Combinality refers to how many characters a specific radicals combines with. 氵 for instance is one of the radicals with very high combinality. This one is pretty straight forward, high combinality radicals are named quicker and more accurately. However, when the combinality is large, the phonetic radical aids in recognition. Think of the radical氵 again, it forms with a lot of characters. The phonetic radical, usually on the right, thus aids in helping you figure out what the character is.
Regularity refers to how similar the pronunciation of the phonetic radical and character is. 洋 for instance would be regular. Both the character and phonetic radical (羊) have the exact same pronunciation: Yáng. If a character’s pronunciation is regular with the radical’s pronunciation, then they are usually named faster and more accurately. Once again, in low frequency characters, the regularity helps a lot in naming of the character.
Transparency refers to how clearly the semantic radical portrays the meaning of the character. This is very similar to regularity above, but refers to semantic radicals. More transparent characters are identified quicker and more accurately. So for instance, using 洋 again, which means ocean, the water radical is transparent with the character meaning.
Consistency refers to how reliable a radical is in conveying information when it combines with other characters. Think of combinality above and how consistent the relationships are between the radical and the character. Once again if the radical has high consistency, then the naming of the character would be quicker and more accurately.

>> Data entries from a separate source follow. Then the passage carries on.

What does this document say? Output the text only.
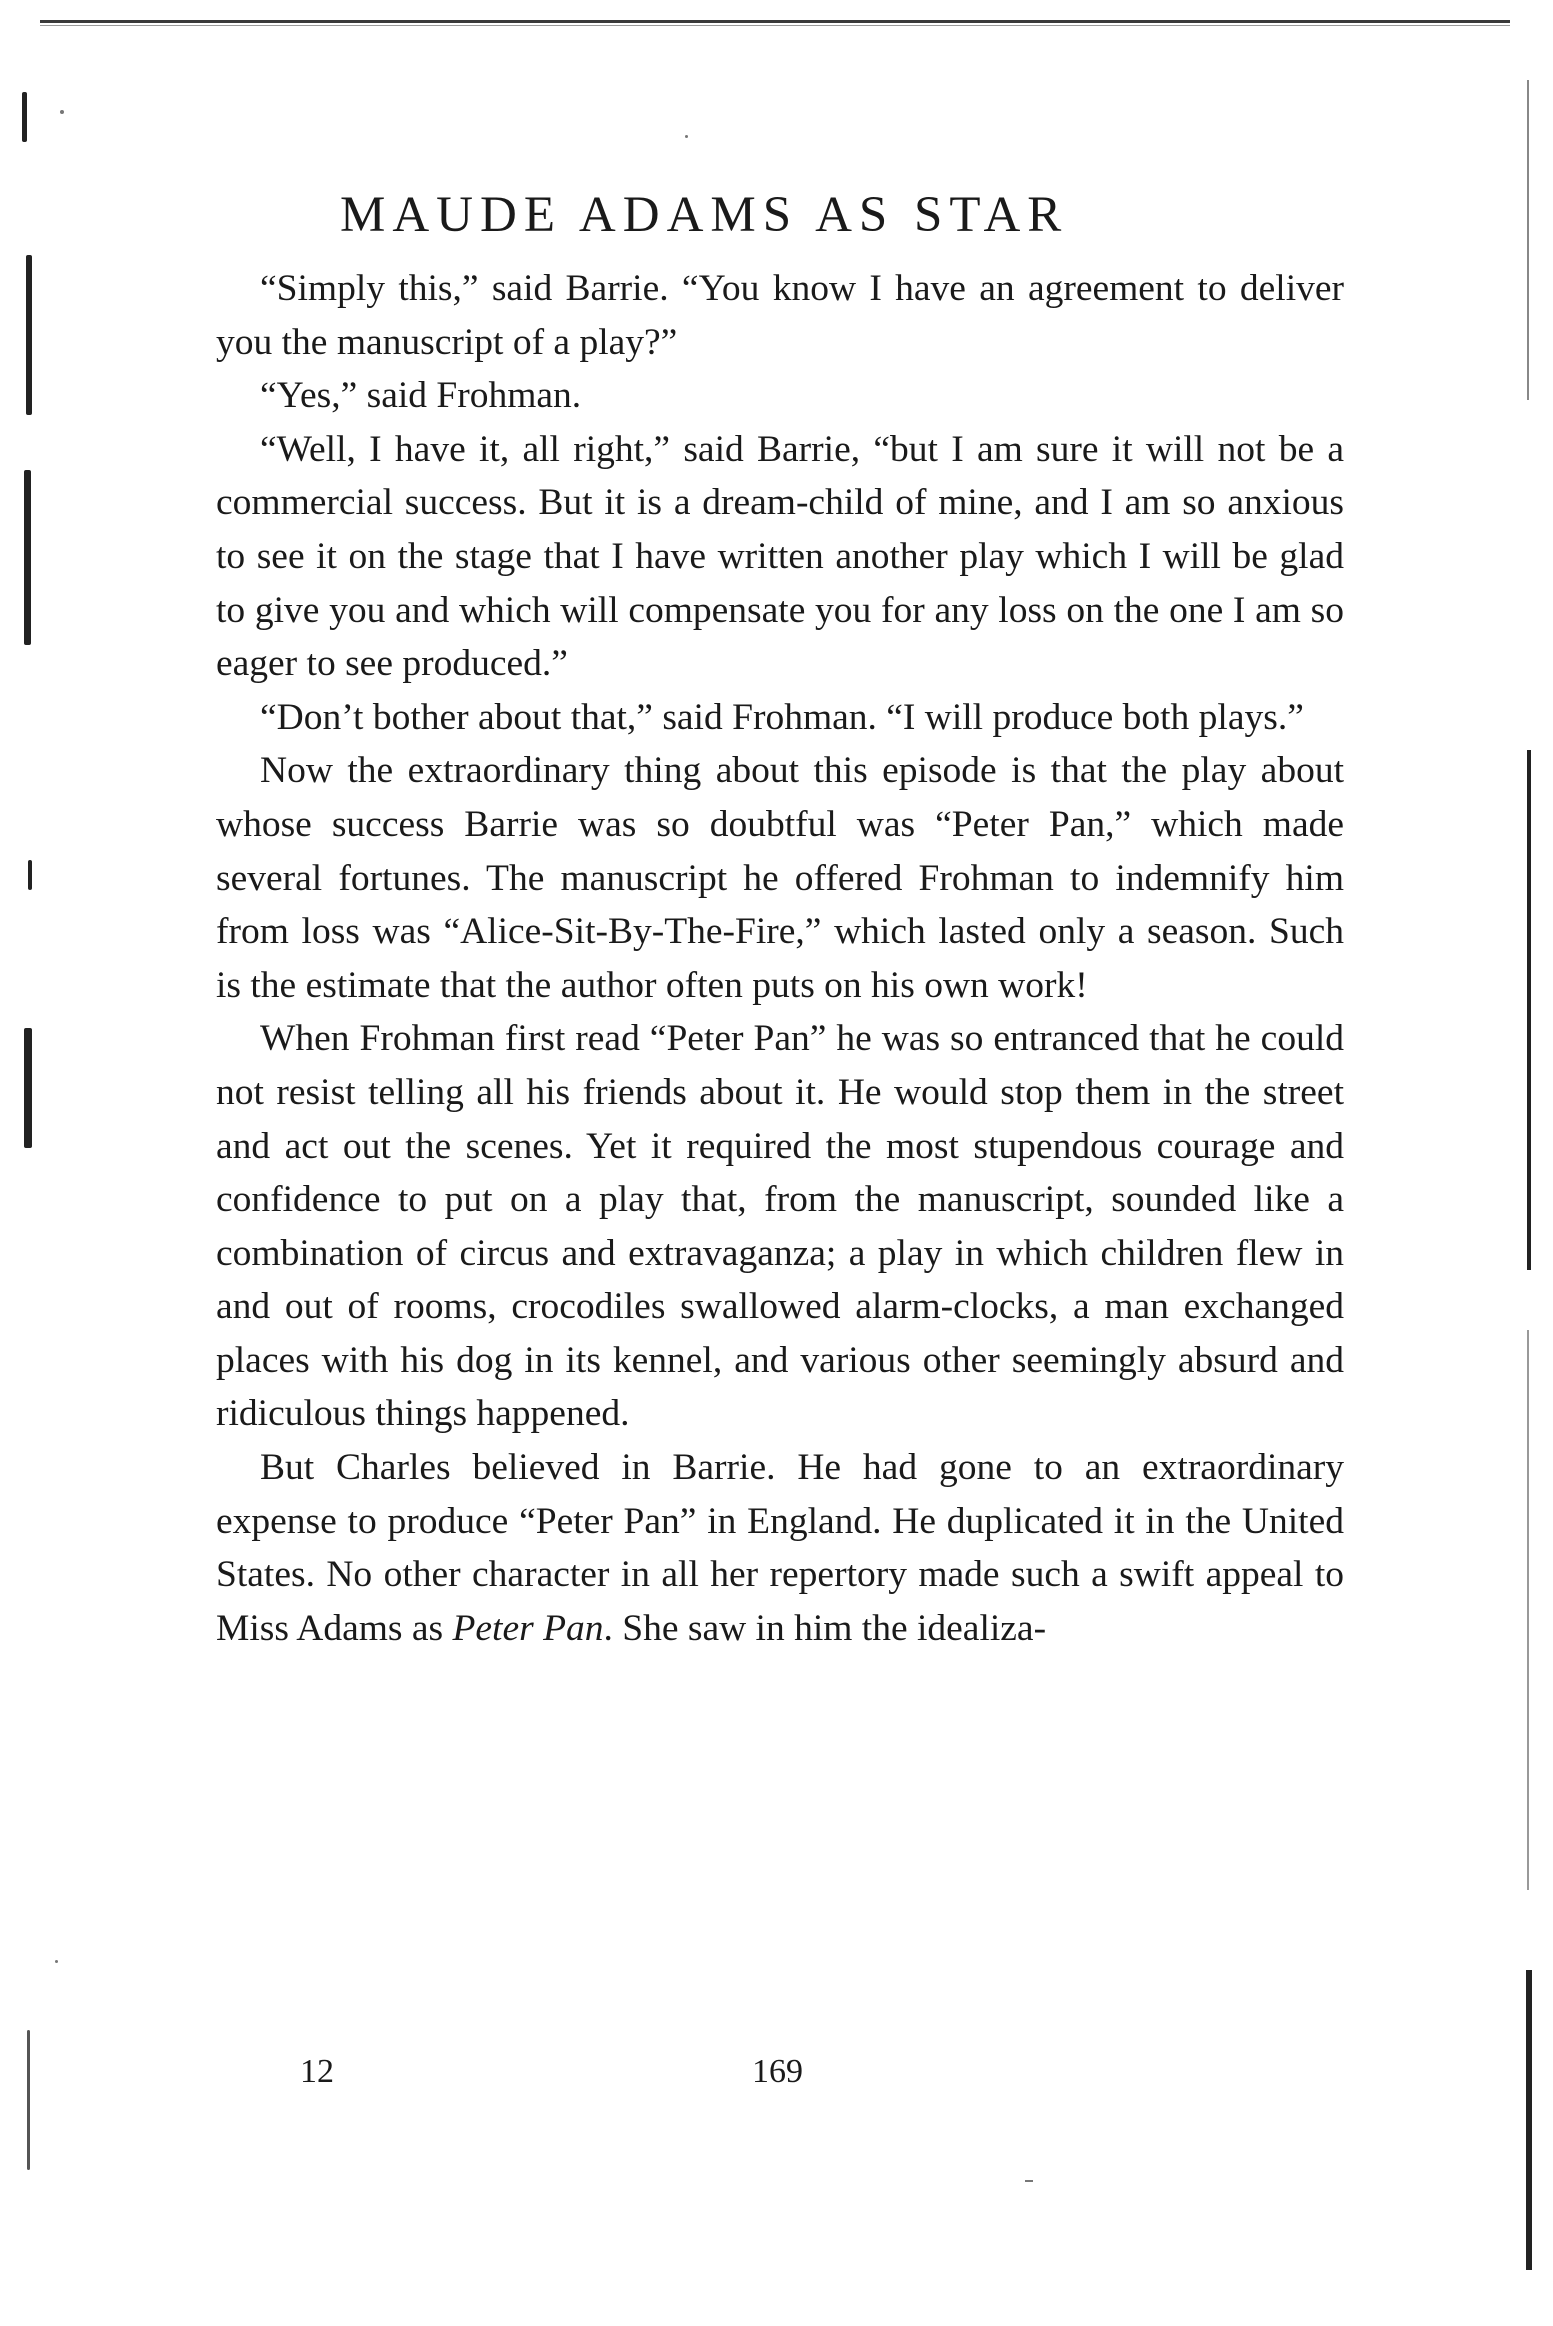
MAUDE ADAMS AS STAR

“Simply this,” said Barrie. “You know I have an agreement to deliver you the manuscript of a play?”

“Yes,” said Frohman.

“Well, I have it, all right,” said Barrie, “but I am sure it will not be a commercial success. But it is a dream-child of mine, and I am so anxious to see it on the stage that I have written another play which I will be glad to give you and which will compensate you for any loss on the one I am so eager to see produced.”

“Don’t bother about that,” said Frohman. “I will produce both plays.”

Now the extraordinary thing about this episode is that the play about whose success Barrie was so doubtful was “Peter Pan,” which made several fortunes. The manuscript he offered Frohman to indemnify him from loss was “Alice-Sit-By-The-Fire,” which lasted only a season. Such is the estimate that the author often puts on his own work!

When Frohman first read “Peter Pan” he was so entranced that he could not resist telling all his friends about it. He would stop them in the street and act out the scenes. Yet it required the most stupendous courage and confidence to put on a play that, from the manuscript, sounded like a combination of circus and extravaganza; a play in which children flew in and out of rooms, crocodiles swallowed alarm-clocks, a man exchanged places with his dog in its kennel, and various other seemingly absurd and ridiculous things happened.

But Charles believed in Barrie. He had gone to an extraordinary expense to produce “Peter Pan” in England. He duplicated it in the United States. No other character in all her repertory made such a swift appeal to Miss Adams as Peter Pan. She saw in him the idealiza-

12	169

Other interesting findings
This post talks about only one subset of Chinese characters, the semantic-phonetic compounds. A study found, when testing naming latencies, that regular and consistent semantic-phonetic compounds were actually named faster than non-semantic-phonetic compounds (pictographs, ideographs and indicatives). However, non-semantic-phonetic compounds were named faster than irregular and inconsistent characters.
Regular + Consistent Semantic-Phonetic Compounds > Non-semantic-phonetic compounds > Irregular + Inconsistent Semantic-Phonetic Compounds
This just shows how strong these effects can be!
How does this affect my learning?
If all semantic-phonetic compounds where regular, consistent, transparent, had equal combinality and frequency was controlled, then you’d have the perfect reading system. These effects would be null and void and Chinese would be much more uniform. Unfortunately, it’s not, as this why these effects arise and influence you. As much I would love to give you an awesome solution to watch out for these effects, the best advice I can give you is this post. You have to become aware of these effects.
Start looking at characters like puzzles with different information in them. Together all these pieces form the final image. Some pieces have been chipped and or don’t help with the final picture you want to form, but if you know what these pieces are, then you can fill in the relationship between them.
After doing this research (with more to go!) I’ve been looking at Chinese characters differently. It’s quite amazing how fun it becomes to figure out the relationships between characters and their radicals. Good luck!